Ad ban will hurt online wine retail

Tuesday, 29 October, 2013
Ryan Sowray, BDLive
A letter from the CEO of to BDLive.
I write to you about a set of regulations that could put all online wine sales portals out of business.

As you know, Health Minister Aaron Motsoaledi is attempting to push through regulations that will ban the advertising of alcohol. While his intention is good, I, and hundreds in the South African wine industry, do not think the minister has thought about the effect that blanket regulations will have on the wine industry.

We believe the unintended consequences of including South African wine in this ban could be potentially catastrophic for the wine industry and particularly for online retailers.
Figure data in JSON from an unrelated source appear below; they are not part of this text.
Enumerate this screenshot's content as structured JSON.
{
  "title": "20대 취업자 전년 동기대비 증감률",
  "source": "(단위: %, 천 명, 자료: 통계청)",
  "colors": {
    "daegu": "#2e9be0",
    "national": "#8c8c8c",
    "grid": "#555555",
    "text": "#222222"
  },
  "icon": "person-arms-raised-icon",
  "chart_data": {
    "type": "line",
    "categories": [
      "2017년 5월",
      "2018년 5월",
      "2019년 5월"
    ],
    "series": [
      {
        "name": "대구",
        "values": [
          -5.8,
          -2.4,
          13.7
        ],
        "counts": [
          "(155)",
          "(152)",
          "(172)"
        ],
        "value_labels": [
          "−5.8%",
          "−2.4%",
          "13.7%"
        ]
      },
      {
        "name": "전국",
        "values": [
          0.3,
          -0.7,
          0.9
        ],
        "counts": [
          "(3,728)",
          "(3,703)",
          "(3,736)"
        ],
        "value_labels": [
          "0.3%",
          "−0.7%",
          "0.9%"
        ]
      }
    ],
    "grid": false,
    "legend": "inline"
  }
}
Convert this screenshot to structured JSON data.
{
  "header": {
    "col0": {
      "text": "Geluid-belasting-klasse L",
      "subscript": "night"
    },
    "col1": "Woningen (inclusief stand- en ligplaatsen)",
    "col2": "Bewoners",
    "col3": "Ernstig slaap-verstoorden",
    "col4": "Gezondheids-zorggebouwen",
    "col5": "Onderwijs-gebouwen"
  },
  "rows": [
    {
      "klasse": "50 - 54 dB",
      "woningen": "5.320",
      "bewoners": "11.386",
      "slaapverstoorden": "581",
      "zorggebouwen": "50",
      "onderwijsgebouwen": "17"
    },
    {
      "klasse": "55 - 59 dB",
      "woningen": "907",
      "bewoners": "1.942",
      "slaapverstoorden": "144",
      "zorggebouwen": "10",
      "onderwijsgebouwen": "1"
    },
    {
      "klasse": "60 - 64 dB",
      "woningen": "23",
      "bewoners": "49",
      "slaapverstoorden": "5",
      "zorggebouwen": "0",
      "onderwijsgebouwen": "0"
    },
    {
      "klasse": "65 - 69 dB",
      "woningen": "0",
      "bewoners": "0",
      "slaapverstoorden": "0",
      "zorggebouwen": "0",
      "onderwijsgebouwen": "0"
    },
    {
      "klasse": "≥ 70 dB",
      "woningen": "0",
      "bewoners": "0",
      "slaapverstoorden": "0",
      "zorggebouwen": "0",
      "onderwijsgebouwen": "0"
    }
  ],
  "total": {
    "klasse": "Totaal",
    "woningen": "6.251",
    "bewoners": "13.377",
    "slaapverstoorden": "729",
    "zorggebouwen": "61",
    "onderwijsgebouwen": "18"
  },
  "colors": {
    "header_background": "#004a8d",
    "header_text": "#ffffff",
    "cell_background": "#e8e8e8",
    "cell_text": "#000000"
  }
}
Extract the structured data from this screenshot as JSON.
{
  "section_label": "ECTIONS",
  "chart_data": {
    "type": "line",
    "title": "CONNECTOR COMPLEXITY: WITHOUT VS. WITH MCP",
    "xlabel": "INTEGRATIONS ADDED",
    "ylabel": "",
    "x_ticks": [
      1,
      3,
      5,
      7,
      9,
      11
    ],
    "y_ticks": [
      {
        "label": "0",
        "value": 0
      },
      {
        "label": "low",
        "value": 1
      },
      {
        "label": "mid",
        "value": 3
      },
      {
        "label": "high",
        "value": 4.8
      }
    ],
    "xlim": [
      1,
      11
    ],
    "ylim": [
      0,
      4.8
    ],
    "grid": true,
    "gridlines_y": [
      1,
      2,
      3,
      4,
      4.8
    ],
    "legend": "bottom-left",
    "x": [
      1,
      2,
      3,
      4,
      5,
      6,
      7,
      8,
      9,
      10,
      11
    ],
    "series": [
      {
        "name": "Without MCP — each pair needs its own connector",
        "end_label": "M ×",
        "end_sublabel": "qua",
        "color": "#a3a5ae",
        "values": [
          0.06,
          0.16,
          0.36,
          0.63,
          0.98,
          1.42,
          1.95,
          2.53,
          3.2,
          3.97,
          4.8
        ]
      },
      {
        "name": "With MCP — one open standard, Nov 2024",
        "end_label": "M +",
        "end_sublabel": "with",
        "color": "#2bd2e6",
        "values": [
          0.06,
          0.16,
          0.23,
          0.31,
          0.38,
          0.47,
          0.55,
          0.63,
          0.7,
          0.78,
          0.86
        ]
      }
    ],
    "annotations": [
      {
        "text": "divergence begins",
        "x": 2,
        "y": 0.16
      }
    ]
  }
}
There are 275,000 people employed by the wine industry, which is a growth industry and one of the top five export revenue earners for South Africa. In addition, the Department of Trade and Industry, South African Tourism and the Department of Agriculture have spent millions promoting South Africa’s wine tourism both internally and to the global tourism market.

It would be a shame if one minister’s attempt to prevent people from excessive drinking results in the collapse of a critical industry and a valuable part of our tourism industry.

The minister’s proposed regulations will not allow any association, company or individual to associate wine with the destination, which will mean the Cape wine routes will need to take down their signage (including those that say "Stellenbosch Wine Route begins here").

The ban will also affect them in the following ways:

• No wine shows to promote South Africa’s best wines will be allowed (includes wine shows like Winex, Cape Wine, etc).

• No wine awards will be allowed, and we all know that this improves the local and global image of our wines.

• Tourism in the Western Cape will be severely affected. Wine estates, hotels, wine route tour guides, restaurateurs and estate farm workers will all be penalised by this regulation, jobs will be lost.

• No industry commentators will be able to talk positively about wine (Christian Eedes, Michael Fridjhon, etc).

• Wine farms will not be allowed to sell their wines online, direct to the public, as websites are considered promotional outlets.

• No online retailers will be allowed to market to wine customers (often the only outlet for the 60%–70% of wines produced in South Africa).

• The farms would not be allowed to communicate to their customers and followers (both here and global) online, on e-mail or social networks.